Six patients from a group of 228 men from a unit of the Sleep Disorders center of the Neurology Service had been professional soccer players in the 1960s and 1970s.
The hypothesis was conclusive: Had the patients with REM sleep disorder been professional soccer players? That was the starting point of the Clínic-IDIBAPS researchers who focused on an increasingly recurring topic in professional sport: the consequences of blows to the head, or constant headers in soccer, and concussions in contact sports. The study, published in the Journal of Neurology, analyzed the characteristics of patients seen in the Clínic’s Neurology service for sleep disorders between March 1994 and March 2022. Of the 338 people seen, 228 were Spanish men and 6 of them (2.63%) had been professional soccer players in the 1960s and 1970s, between the ages of 18 and 36, and with an average of 14 active seasons. Of those six former soccer players, five went on to develop Parkinson’s or Lewy body dementia four years after the sleep disorder, 44 years after leaving soccer.
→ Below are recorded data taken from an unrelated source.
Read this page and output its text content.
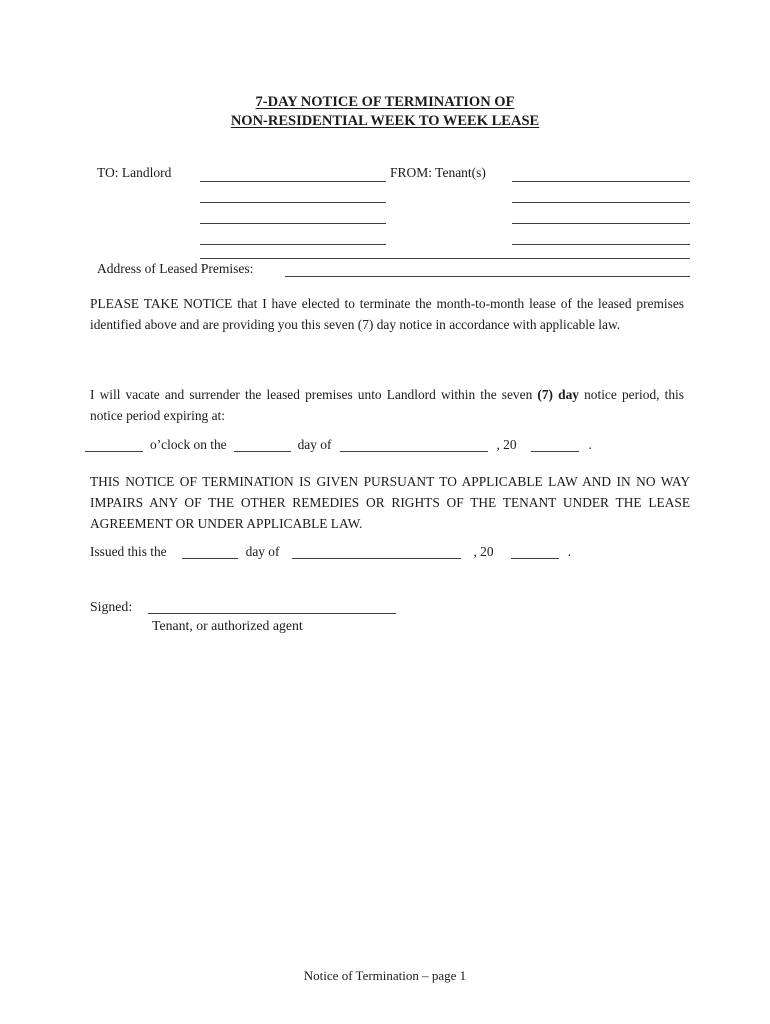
7-DAY NOTICE OF TERMINATION OF
NON-RESIDENTIAL WEEK TO WEEK LEASE
TO: Landlord	FROM: Tenant(s)
Address of Leased Premises:

PLEASE TAKE NOTICE that I have elected to terminate the month-to-month lease of the leased premises identified above and are providing you this seven (7) day notice in accordance with applicable law.

I will vacate and surrender the leased premises unto Landlord within the seven (7) day notice period, this notice period expiring at:

o’clock on the	day of	, 20	.

THIS NOTICE OF TERMINATION IS GIVEN PURSUANT TO APPLICABLE LAW AND IN NO WAY IMPAIRS ANY OF THE OTHER REMEDIES OR RIGHTS OF THE TENANT UNDER THE LEASE AGREEMENT OR UNDER APPLICABLE LAW.

Issued this the	day of	, 20	.
Signed:
Tenant, or authorized agent
Notice of Termination – page 1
This study group was compared with a control group of 228 age-matched men, none of whom had been professional soccer players, and also with the general population. The research team led by Dr. Álex Iranzo certified that there was a higher percentage of former professional soccer players in the group of REM sleep disorders. They are patients over 50 years of age who usually move or talk during that phase of sleep in which they have nightmares under the feeling that they are being persecuted and that they want to flee.
“It has to be replicated in other hospitals around the world,” Iranzo explained about a “descriptive study, which has been done face to face” in relation to other similar ones that have been done in Sweden or Scotland, from a statistical perspective, data comparison. “We do not want to give an alarmist message, it is not a cause or a risk factor, we have established an association with our study”, stressed Dr. Iranzo. 25% of patients with this REM sleep disorder suffer a type of dementia or Parkinson’s disease at five years, the figure rises to 75% at 10, and 90% at 15.
Related news
Age, the presence of pesticides on the grass of soccer fields and repeated trauma are factors that, according to the Clínic’s neurologist, can intervene in these sleep disorders that lead to these more serious health consequences.
Doctor Gil Rodas, specialist in sports medicine, recalled that the problem “has been downplayed in the past.” And he has recalled the convenience of some prevention protocols that are gradually being imposed. For example, in soccer when in the case of a concussion or blow to the head, the referee stops the game and the doctors have three minutes to assess the extent of the injury. The also head of the medical area of the Barça Innovation Hub has also stressed the need for athletes to join up after a mishap of this type progressively to activity in the following six days. He has also pointed out that in the case of training ages it is convenient limit the number of headers during training as it has been done in England.